• istanbulda gösterime girdi, ankarada da gircek mi acaba diye bekleyip durdugum film..
  • june'un yesil esarbının ,gökyüzünde uctugu sahne icin bile bu filme gidilir...
  • cannibalism yönüne fazla takılmadığım, daha çok modern bir vampir filmi olduğuna, vampir filmi geleneğini başarıyla modern sinemaya taşıdığına karar verdiğim filmde, umduğumdan daha çok "politika" bulduğumu eklemeden geçemeyeceğim. shane ve june'un amerikalı olmasının hiç önemi yok mu sizce?

    shane karakteri üzerine odaklanan anlatı, aslında "delirme"nin hikayesi olarak da izlenebilir; kocası tarafından "tavanarasına" kilitlenen coré karakterinin durumu, aslında viktorya dönemi klasik temalarından biri olan "mad woman in the attic" klişesinden pek de farklı değildi, coré da bir bayan rochester'dı, o da tavanarasındaki deli, korkunç kadındı. coré, yattığı adamlarla sadece "yatsa" da aynı biçimde cezalandırılacak, kilit altına alınacaktı belli ki. sonunda kendisiyle aynı durumdaki, aynı "hastalığı" paylaşan "shane" tarafından cezalandırılması, oysa "shane" in de düz anlamıyla "eat pussy" münasebetine girip, arkasından sevgilisinin kucağına büzülüp "eve gidelim aşkım" deme özgürlüğüne sahip olması, aynı durumdaki kadın ve erkeğin kaderlerindeki ayrımcılığı anlatmanın kanlı canlı örneğiydi bence.

    ikisinin ilişkiye girme ritüellerindeki farklılık da kadın ve erkeğin cinsellikle ilişkisiyle yakından ilgiliydi, coré olduğu yerde durup erkeklerin "ağına" düşmesini bekler, mıknatıs gibi onları çekerken, erkekler ona ulaşmak için gerekirse kilitli kapıları, engelleri aşarak gelirken, shane, takip eden, kovalayan, hatta kadınları kapı arasında sıkıştırıp işi otobüste fortçuluğa kadar götüren bir abimizdi, oysa nihayetinde hem daha kötü, hem de daha özgür olan oydu, haksızdı, suçluydu, kötüydü ama en az yara alandı, kendisinin de en başta söylediği gibi "mutluydu."
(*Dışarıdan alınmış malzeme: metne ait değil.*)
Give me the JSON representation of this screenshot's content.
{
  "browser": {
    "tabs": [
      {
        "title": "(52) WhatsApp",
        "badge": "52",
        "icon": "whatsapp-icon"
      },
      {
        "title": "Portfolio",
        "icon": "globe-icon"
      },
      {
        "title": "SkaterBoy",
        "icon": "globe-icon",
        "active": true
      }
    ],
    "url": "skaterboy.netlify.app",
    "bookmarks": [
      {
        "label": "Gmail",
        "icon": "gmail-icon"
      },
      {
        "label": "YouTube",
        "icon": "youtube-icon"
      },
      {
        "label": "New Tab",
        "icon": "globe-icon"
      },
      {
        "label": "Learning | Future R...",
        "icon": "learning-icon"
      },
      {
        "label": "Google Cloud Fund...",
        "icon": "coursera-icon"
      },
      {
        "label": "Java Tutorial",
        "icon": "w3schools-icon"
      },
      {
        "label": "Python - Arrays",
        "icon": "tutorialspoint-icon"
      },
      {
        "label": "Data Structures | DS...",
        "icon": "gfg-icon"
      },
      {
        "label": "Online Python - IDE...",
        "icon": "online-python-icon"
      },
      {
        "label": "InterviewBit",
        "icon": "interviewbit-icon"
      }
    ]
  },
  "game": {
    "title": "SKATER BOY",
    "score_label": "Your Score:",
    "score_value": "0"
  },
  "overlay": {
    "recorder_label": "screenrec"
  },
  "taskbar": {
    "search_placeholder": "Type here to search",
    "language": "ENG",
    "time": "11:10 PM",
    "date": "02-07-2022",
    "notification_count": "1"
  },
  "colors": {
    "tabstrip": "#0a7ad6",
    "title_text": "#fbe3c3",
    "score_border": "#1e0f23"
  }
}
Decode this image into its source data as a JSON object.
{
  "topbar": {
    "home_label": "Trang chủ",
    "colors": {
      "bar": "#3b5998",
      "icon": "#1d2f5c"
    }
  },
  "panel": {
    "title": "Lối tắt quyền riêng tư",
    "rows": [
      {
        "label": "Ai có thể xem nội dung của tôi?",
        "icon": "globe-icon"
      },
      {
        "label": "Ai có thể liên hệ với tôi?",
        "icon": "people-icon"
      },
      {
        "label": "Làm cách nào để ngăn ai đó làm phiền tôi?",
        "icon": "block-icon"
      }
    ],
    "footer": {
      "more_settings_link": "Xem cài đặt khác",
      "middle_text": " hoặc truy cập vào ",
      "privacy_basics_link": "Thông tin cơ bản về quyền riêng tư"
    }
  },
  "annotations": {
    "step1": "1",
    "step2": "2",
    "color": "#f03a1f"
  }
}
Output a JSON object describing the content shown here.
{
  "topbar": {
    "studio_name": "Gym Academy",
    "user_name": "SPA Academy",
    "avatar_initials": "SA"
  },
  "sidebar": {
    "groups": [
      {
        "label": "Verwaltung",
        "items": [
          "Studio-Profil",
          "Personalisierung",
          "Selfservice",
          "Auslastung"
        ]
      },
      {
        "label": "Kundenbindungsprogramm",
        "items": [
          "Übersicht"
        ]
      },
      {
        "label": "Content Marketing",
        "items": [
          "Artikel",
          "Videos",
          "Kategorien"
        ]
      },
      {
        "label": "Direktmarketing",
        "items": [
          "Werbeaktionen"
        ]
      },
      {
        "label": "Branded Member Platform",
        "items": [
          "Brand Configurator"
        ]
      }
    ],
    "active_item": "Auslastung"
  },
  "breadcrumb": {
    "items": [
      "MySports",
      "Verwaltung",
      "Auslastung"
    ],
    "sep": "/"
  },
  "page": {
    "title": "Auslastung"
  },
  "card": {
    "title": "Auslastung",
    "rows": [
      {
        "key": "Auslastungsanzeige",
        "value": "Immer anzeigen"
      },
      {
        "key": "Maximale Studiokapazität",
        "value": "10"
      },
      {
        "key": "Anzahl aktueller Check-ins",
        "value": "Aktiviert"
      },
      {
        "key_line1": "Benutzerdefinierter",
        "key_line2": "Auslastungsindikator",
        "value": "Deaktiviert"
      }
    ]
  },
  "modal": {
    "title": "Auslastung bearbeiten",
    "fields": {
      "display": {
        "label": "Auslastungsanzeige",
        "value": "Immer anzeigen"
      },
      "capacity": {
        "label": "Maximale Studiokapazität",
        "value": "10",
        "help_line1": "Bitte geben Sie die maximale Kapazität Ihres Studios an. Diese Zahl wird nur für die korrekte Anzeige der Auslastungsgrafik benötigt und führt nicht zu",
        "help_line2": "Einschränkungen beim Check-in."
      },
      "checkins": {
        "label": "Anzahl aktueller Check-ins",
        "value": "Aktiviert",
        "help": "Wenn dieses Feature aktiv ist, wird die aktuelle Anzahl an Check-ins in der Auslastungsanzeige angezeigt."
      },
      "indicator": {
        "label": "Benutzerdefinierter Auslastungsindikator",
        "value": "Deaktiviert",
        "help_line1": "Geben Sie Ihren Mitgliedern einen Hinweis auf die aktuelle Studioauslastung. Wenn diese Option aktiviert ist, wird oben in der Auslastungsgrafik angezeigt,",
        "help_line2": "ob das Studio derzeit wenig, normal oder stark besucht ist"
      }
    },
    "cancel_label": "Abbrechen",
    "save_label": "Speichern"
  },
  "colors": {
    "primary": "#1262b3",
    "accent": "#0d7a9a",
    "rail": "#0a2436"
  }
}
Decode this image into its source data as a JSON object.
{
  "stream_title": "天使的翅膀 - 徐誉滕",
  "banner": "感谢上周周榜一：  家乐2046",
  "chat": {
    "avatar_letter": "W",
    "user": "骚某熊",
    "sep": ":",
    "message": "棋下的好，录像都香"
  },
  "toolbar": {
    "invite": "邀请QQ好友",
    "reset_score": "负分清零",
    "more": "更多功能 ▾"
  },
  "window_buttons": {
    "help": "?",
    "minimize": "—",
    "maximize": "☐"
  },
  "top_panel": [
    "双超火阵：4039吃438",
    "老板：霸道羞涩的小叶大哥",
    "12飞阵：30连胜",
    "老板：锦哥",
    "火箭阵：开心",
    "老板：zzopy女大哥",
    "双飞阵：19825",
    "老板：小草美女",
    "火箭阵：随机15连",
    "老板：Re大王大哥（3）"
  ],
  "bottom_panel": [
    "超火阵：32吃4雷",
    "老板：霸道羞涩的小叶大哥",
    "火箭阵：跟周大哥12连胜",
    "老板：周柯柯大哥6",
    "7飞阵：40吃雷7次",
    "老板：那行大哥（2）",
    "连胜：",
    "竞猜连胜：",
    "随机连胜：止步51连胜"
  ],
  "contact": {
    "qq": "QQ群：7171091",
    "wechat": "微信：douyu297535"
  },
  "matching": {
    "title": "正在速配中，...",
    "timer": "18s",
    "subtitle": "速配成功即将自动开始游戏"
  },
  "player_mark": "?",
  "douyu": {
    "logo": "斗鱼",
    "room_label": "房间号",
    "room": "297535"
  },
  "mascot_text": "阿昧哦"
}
    kendi adıma ben filmi çok beğendim, gerilim yerli yerindeydi, görseli de, oyunculuğu da şahikaydı, lezizdi. mmmm. yummy.
  • vincent gallo'nun görüntü yönetmenliğini de denediği film..
  • ... (bkz: böğk)
  • iki gün önce kavaklıdere sineması görevlilerinden öğrendiğime göre ankara'da 13 aralıkta gösterime girecek olan film. merakla beklemekteyim.
  • iyi ki izledim ama tekrar almayayım filmi.
    buffalo 66'dan sonra (arizona dream'i saymıyorum) yine karizmatik genç halleriyle karşıma çıkan gallo amcam -mazlum, sorunlu ama her daim romantik ve çapkın bakışlar, baştan çıkarıcı halleriyle- iyi oynamış, role kendini kaptırmış da, fortçu bile olmuş hani, keşke claire teyzem o kadar vahşi sahnelerle midemi kaldırmasaydı daha iyi olurdu sanki (filmin en az dokuzda birlik kısmına gözlerim dayanamadı).
  • gereksiz yere uzun süren bir film daha kısa olsaydı belki daha çok sevilebilirdi..olaylar çok yavaş ilerliyor pek hoşlanmadım filmden ama gittim gördüm pişman değilim..
  • gereğinden uzun planlarla dolu, çok şey anlatmak isteyip zannımca bunların çok azını anlatan film.*. ayrıca filmde tindersticks'in yerine cannibal corpse'un şarkıları kullanılsaymış belki daha heyecan verici olurmuş.
  • sinemalarimizda hergun baska bir bela adiyla gosterime girdi.